By one calculation, the UK’s cheese trade deficit – how much more we import than export – is a nice, round, truckle-shaped £1billion.
You read that right: when all is said and done, and eaten, we send tons of cheese around the world, then spend all of the money we make, plus a billion pounds more, on buying in tasty foreign cheeses.
Liz Truss, it transpires, was actually making a good point, if not a good speech.
And there is another cheese twist in this tale.
This takes the cracker
Britain’s £1billion cheese deficit is pretty-much world-beating. Wallace, Gromit and every other cheese-addicted Brit help the UK occupy the joint-top position in the table of nations with a serious cheese-buying debt problem.
The other country with a £1billion cheese deficit just happens to be … Japan.

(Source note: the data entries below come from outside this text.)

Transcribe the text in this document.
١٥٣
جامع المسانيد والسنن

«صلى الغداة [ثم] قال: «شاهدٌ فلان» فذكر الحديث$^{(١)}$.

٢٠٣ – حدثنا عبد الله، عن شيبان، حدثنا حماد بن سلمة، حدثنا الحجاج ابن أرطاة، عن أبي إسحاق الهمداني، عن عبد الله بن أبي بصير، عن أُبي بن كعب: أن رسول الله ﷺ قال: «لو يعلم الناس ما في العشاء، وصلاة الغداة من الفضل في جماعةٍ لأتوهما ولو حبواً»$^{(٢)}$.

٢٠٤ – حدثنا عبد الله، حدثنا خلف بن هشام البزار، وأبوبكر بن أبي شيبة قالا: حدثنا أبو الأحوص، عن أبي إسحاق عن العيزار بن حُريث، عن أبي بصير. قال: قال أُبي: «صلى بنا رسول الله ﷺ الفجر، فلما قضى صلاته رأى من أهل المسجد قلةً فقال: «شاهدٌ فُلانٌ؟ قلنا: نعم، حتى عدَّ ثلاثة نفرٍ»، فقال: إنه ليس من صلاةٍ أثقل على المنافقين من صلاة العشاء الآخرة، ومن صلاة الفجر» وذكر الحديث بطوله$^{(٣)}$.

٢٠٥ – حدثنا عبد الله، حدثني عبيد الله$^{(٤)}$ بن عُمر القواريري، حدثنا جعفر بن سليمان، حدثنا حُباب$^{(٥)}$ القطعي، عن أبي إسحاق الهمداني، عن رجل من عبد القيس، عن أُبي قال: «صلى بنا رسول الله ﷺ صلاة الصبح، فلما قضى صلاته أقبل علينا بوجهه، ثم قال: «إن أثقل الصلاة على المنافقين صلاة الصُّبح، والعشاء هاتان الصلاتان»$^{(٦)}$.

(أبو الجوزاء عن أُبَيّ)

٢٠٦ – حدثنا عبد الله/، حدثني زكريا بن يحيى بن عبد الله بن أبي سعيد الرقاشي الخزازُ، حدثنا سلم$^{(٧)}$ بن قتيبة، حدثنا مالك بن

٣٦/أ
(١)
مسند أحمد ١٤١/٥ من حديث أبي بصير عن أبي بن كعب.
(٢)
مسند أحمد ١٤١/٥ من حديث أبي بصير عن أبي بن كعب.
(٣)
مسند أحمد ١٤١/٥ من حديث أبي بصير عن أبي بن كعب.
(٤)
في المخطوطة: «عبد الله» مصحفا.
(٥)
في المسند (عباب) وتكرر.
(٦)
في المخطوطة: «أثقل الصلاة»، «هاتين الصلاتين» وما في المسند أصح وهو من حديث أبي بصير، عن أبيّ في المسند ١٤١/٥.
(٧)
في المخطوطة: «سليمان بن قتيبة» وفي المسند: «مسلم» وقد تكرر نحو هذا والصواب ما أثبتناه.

Now, transport yourself to those trade talks. Bear in mind those figures you’ve just read and bear in mind also that, when the EU and Japan edged towards a trade deal in 2017, those talks were, literally, dubbed the ‘Cars for cheese deal’.

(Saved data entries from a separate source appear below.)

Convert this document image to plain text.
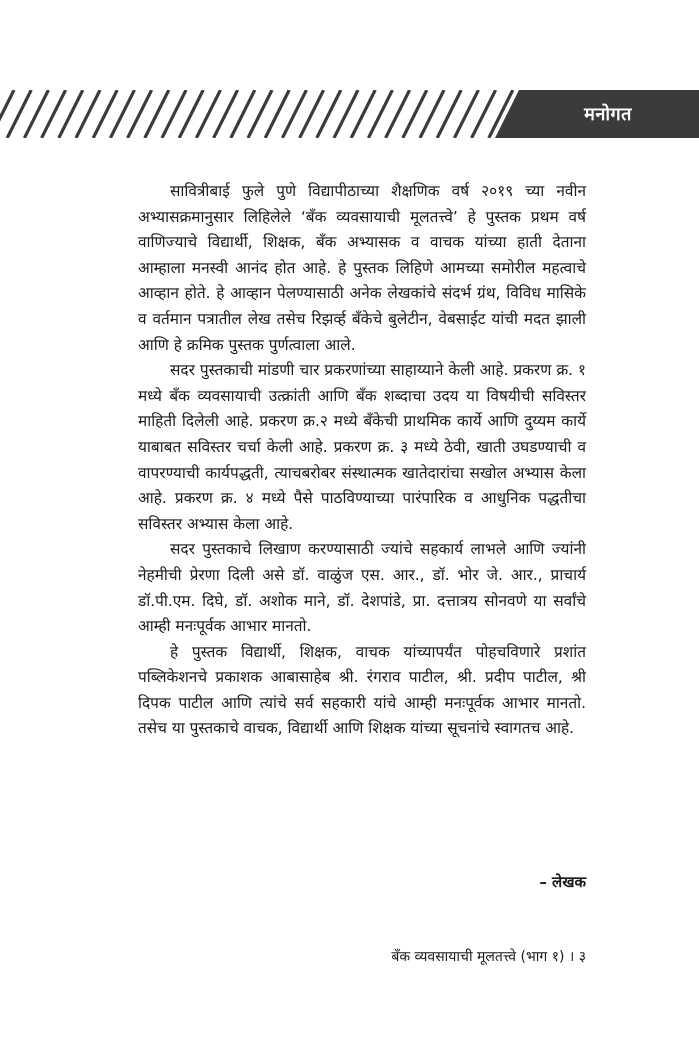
मनोगत

सावित्रीबाई फुले पुणे विद्यापीठाच्या शैक्षणिक वर्ष २०१९ च्या नवीन अभ्यासक्रमानुसार लिहिलेले ‘बँक व्यवसायाची मूलतत्त्वे’ हे पुस्तक प्रथम वर्ष वाणिज्याचे विद्यार्थी, शिक्षक, बँक अभ्यासक व वाचक यांच्या हाती देताना आम्हाला मनस्वी आनंद होत आहे. हे पुस्तक लिहिणे आमच्या समोरील महत्वाचे आव्हान होते. हे आव्हान पेलण्यासाठी अनेक लेखकांचे संदर्भ ग्रंथ, विविध मासिके व वर्तमान पत्रातील लेख तसेच रिझर्व्ह बँकेचे बुलेटीन, वेबसाईट यांची मदत झाली आणि हे क्रमिक पुस्तक पुर्णत्वाला आले.

सदर पुस्तकाची मांडणी चार प्रकरणांच्या साहाय्याने केली आहे. प्रकरण क्र. १ मध्ये बँक व्यवसायाची उत्क्रांती आणि बँक शब्दाचा उदय या विषयीची सविस्तर माहिती दिलेली आहे. प्रकरण क्र.२ मध्ये बँकेची प्राथमिक कार्ये आणि दुय्यम कार्ये याबाबत सविस्तर चर्चा केली आहे. प्रकरण क्र. ३ मध्ये ठेवी, खाती उघडण्याची व वापरण्याची कार्यपद्धती, त्याचबरोबर संस्थात्मक खातेदारांचा सखोल अभ्यास केला आहे. प्रकरण क्र. ४ मध्ये पैसे पाठविण्याच्या पारंपारिक व आधुनिक पद्धतीचा सविस्तर अभ्यास केला आहे.

सदर पुस्तकाचे लिखाण करण्यासाठी ज्यांचे सहकार्य लाभले आणि ज्यांनी नेहमीची प्रेरणा दिली असे डॉ. वाळुंज एस. आर., डॉ. भोर जे. आर., प्राचार्य डॉ.पी.एम. दिघे, डॉ. अशोक माने, डॉ. देशपांडे, प्रा. दत्तात्रय सोनवणे या सर्वांचे आम्ही मनःपूर्वक आभार मानतो.

हे पुस्तक विद्यार्थी, शिक्षक, वाचक यांच्यापर्यंत पोहचविणारे प्रशांत पब्लिकेशनचे प्रकाशक आबासाहेब श्री. रंगराव पाटील, श्री. प्रदीप पाटील, श्री दिपक पाटील आणि त्यांचे सर्व सहकारी यांचे आम्ही मनःपूर्वक आभार मानतो. तसेच या पुस्तकाचे वाचक, विद्यार्थी आणि शिक्षक यांच्या सूचनांचे स्वागतच आहे.

– लेखक
बँक व्यवसायाची मूलतत्त्वे (भाग १) । ३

This stuff is not new. Yes, the headlines this week may be about Stilton holding up a trade deal, and the bemusing stats may show that Britain shifted a mere £102,000 of the blue-veined stuff in Japan last year.
But don’t be fooled. Stilton is a handy distraction from what is a very significant element of any trade deal with Japan.
And there’s one final cheese-shaped piece in the international trade puzzle…
Everyone wants a slice
Most of the global cheese giants are European: Germany, Netherlands, Italy, France, Denmark, Ireland and Belgium are all in the top-10, above Britain.
And, if you look at which countries have the biggest advantage, in terms of exporting more cheese than they import, then Netherlands, France and Italy top the table, with Denmark and Ireland also in the top-10.
In fact, Ireland’s cheese trade surplus rose by almost 57 per cent from 2015 to 2019 (Italy’s surplus grew by 107 per cent over the same period and, in a reminder that we operate in a global economy, the US growth was 377 per cent).
So, Japan doesn’t want to offer us a deal that winds up all those other European countries. Meanwhile, those other European countries are watching with interest what happens to Britain’s export costs not just to Japan but to Europe, in particular.
Because they are ready to pounce if we don’t agree a comprehensive full-fat trade deal. No deal, or a thin, miserable, string-cheese deal, will see tariffs hit Britain’s trade.
So consumers will be hit by price increases – remember, a thin deal under World Trade Organisation rules mandates tariffs – and British farmers will, overnight, see the competitiveness of their produce slashed. It’s an old-fashioned lose-lose, however you try to dress it up.
Can we triple cheese production by January and become self-sufficient? Can we find ways of creating French, Italian and Dutch speciality cheeses in the next few months? You know the answer to that one.
We need Liz Truss and her team to land a Japanese trade deal, one that covers cars and cheese just like the EU arrangement we’re walking away from.
But we also, desperately, need a trade deal that covers cars and cheese and a whole lot more besides with our biggest trading partner, the one just over the sea.
Because one thing is for sure: we cannot have our cheese and eat it.